Now it is apparent that $\Gamma$ has a holomorphic extension to $\mathbb{C}\setminus\{0,-1,-2,\ldots\}$. The identity $z\Gamma(z)=\Gamma(z+1)$ must hold everywhere the identity makes sense, because of the Identity Theorem of Complex Analysis.
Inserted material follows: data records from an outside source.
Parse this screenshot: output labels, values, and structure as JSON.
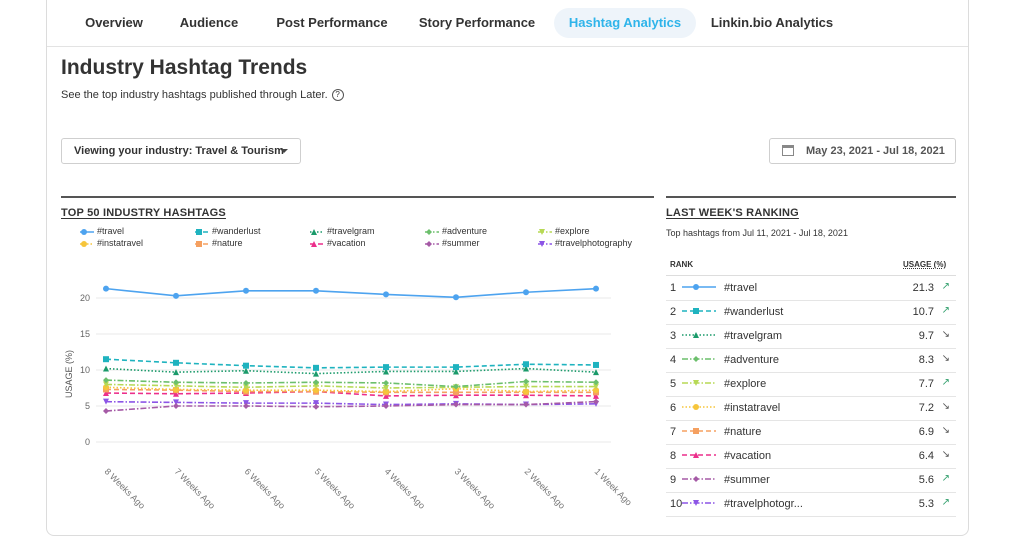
{
  "tabs": [
    {
      "label": "Overview",
      "active": false
    },
    {
      "label": "Audience",
      "active": false
    },
    {
      "label": "Post Performance",
      "active": false
    },
    {
      "label": "Story Performance",
      "active": false
    },
    {
      "label": "Hashtag Analytics",
      "active": true
    },
    {
      "label": "Linkin.bio Analytics",
      "active": false
    }
  ],
  "page": {
    "title": "Industry Hashtag Trends",
    "subtitle": "See the top industry hashtags published through Later.",
    "help_glyph": "?"
  },
  "filters": {
    "industry_label": "Viewing your industry: Travel & Tourism",
    "date_range": "May 23, 2021 - Jul 18, 2021"
  },
  "chart_section": {
    "title": "TOP 50 INDUSTRY HASHTAGS"
  },
  "ranking": {
    "title": "LAST WEEK'S RANKING",
    "subtitle": "Top hashtags from Jul 11, 2021 - Jul 18, 2021",
    "col_rank": "RANK",
    "col_usage": "USAGE (%)",
    "rows": [
      {
        "rank": "1",
        "tag": "#travel",
        "usage": "21.3",
        "trend": "up"
      },
      {
        "rank": "2",
        "tag": "#wanderlust",
        "usage": "10.7",
        "trend": "up"
      },
      {
        "rank": "3",
        "tag": "#travelgram",
        "usage": "9.7",
        "trend": "down"
      },
      {
        "rank": "4",
        "tag": "#adventure",
        "usage": "8.3",
        "trend": "down"
      },
      {
        "rank": "5",
        "tag": "#explore",
        "usage": "7.7",
        "trend": "up"
      },
      {
        "rank": "6",
        "tag": "#instatravel",
        "usage": "7.2",
        "trend": "down"
      },
      {
        "rank": "7",
        "tag": "#nature",
        "usage": "6.9",
        "trend": "down"
      },
      {
        "rank": "8",
        "tag": "#vacation",
        "usage": "6.4",
        "trend": "down"
      },
      {
        "rank": "9",
        "tag": "#summer",
        "usage": "5.6",
        "trend": "up"
      },
      {
        "rank": "10",
        "tag": "#travelphotogr...",
        "usage": "5.3",
        "trend": "up"
      }
    ],
    "trend_glyphs": {
      "up": "↗",
      "down": "↘"
    }
  },
  "colors": {
    "travel": "#4da3ef",
    "wanderlust": "#1fb3bf",
    "travelgram": "#1a9a6a",
    "adventure": "#6cbf6c",
    "explore": "#b7d955",
    "instatravel": "#f6c53b",
    "nature": "#f5a060",
    "vacation": "#ec2f8b",
    "summer": "#a55aa6",
    "travelphotography": "#8c55e6",
    "accent": "#2fb4ea"
  },
  "chart_data": {
    "type": "line",
    "title": "",
    "xlabel": "",
    "ylabel": "USAGE (%)",
    "x": [
      "8 Weeks Ago",
      "7 Weeks Ago",
      "6 Weeks Ago",
      "5 Weeks Ago",
      "4 Weeks Ago",
      "3 Weeks Ago",
      "2 Weeks Ago",
      "1 Week Ago"
    ],
    "ylim": [
      0,
      25
    ],
    "yticks": [
      0,
      5,
      10,
      15,
      20
    ],
    "grid": true,
    "legend": "top",
    "series": [
      {
        "name": "#travel",
        "color": "#4da3ef",
        "marker": "circle",
        "dash": "solid",
        "values": [
          21.3,
          20.3,
          21.0,
          21.0,
          20.5,
          20.1,
          20.8,
          21.3
        ]
      },
      {
        "name": "#wanderlust",
        "color": "#1fb3bf",
        "marker": "square",
        "dash": "dashed",
        "values": [
          11.5,
          11.0,
          10.6,
          10.3,
          10.4,
          10.4,
          10.8,
          10.7
        ]
      },
      {
        "name": "#travelgram",
        "color": "#1a9a6a",
        "marker": "triangle",
        "dash": "dotted",
        "values": [
          10.2,
          9.7,
          9.9,
          9.5,
          9.8,
          9.8,
          10.2,
          9.7
        ]
      },
      {
        "name": "#adventure",
        "color": "#6cbf6c",
        "marker": "diamond",
        "dash": "dashdot",
        "values": [
          8.6,
          8.3,
          8.2,
          8.3,
          8.2,
          7.7,
          8.4,
          8.3
        ]
      },
      {
        "name": "#explore",
        "color": "#b7d955",
        "marker": "triangle-down",
        "dash": "dashdot",
        "values": [
          8.0,
          7.8,
          7.6,
          7.8,
          7.5,
          7.6,
          7.7,
          7.7
        ]
      },
      {
        "name": "#instatravel",
        "color": "#f6c53b",
        "marker": "circle",
        "dash": "dotted",
        "values": [
          7.6,
          7.3,
          7.2,
          7.2,
          7.0,
          7.4,
          7.0,
          7.2
        ]
      },
      {
        "name": "#nature",
        "color": "#f5a060",
        "marker": "square",
        "dash": "dashed",
        "values": [
          7.3,
          7.2,
          7.0,
          7.0,
          6.9,
          6.9,
          6.9,
          6.9
        ]
      },
      {
        "name": "#vacation",
        "color": "#ec2f8b",
        "marker": "triangle",
        "dash": "dashed",
        "values": [
          6.8,
          6.7,
          6.8,
          7.0,
          6.4,
          6.5,
          6.5,
          6.4
        ]
      },
      {
        "name": "#summer",
        "color": "#a55aa6",
        "marker": "diamond",
        "dash": "dashdot",
        "values": [
          4.3,
          5.0,
          5.0,
          4.9,
          5.0,
          5.2,
          5.2,
          5.6
        ]
      },
      {
        "name": "#travelphotography",
        "color": "#8c55e6",
        "marker": "triangle-down",
        "dash": "dashdot",
        "values": [
          5.6,
          5.5,
          5.4,
          5.4,
          5.2,
          5.3,
          5.2,
          5.3
        ]
      }
    ]
  }
}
Or you can verify the extended identity directly from the new integral definition.
At first glance, it is a strange fact that $$ \Gamma(z)\Gamma(1-z)\sin\pi z $$ extends to an entire function of $z$. In fact, this function is a constant: $$ \Gamma(z)\Gamma(1-z)\sin \pi z = \pi. $$ So, the sin function factors into products of two reciprocal gamma functions: $$ \sin \pi z = \pi\frac{1}{\Gamma(z)}\frac{1}{\Gamma(1-z)}. $$ Using this identity, one can obtain Hankel's classical contour integral for the reciprocal gamma function: $$ \frac{1}{\Gamma(z)} = \frac{1}{2\pi i}\int_{C} e^{-wz} (-w)^{-z}\,dw. $$ Hankel's formula for the reciprocal gamma function is great because $1/\Gamma(z)$ extends to an entire function of $z$, and has a concise complex contour integral definition. You do have to juggle the contour around a bit to get the definition to hold everywhere, but it's not that tricky.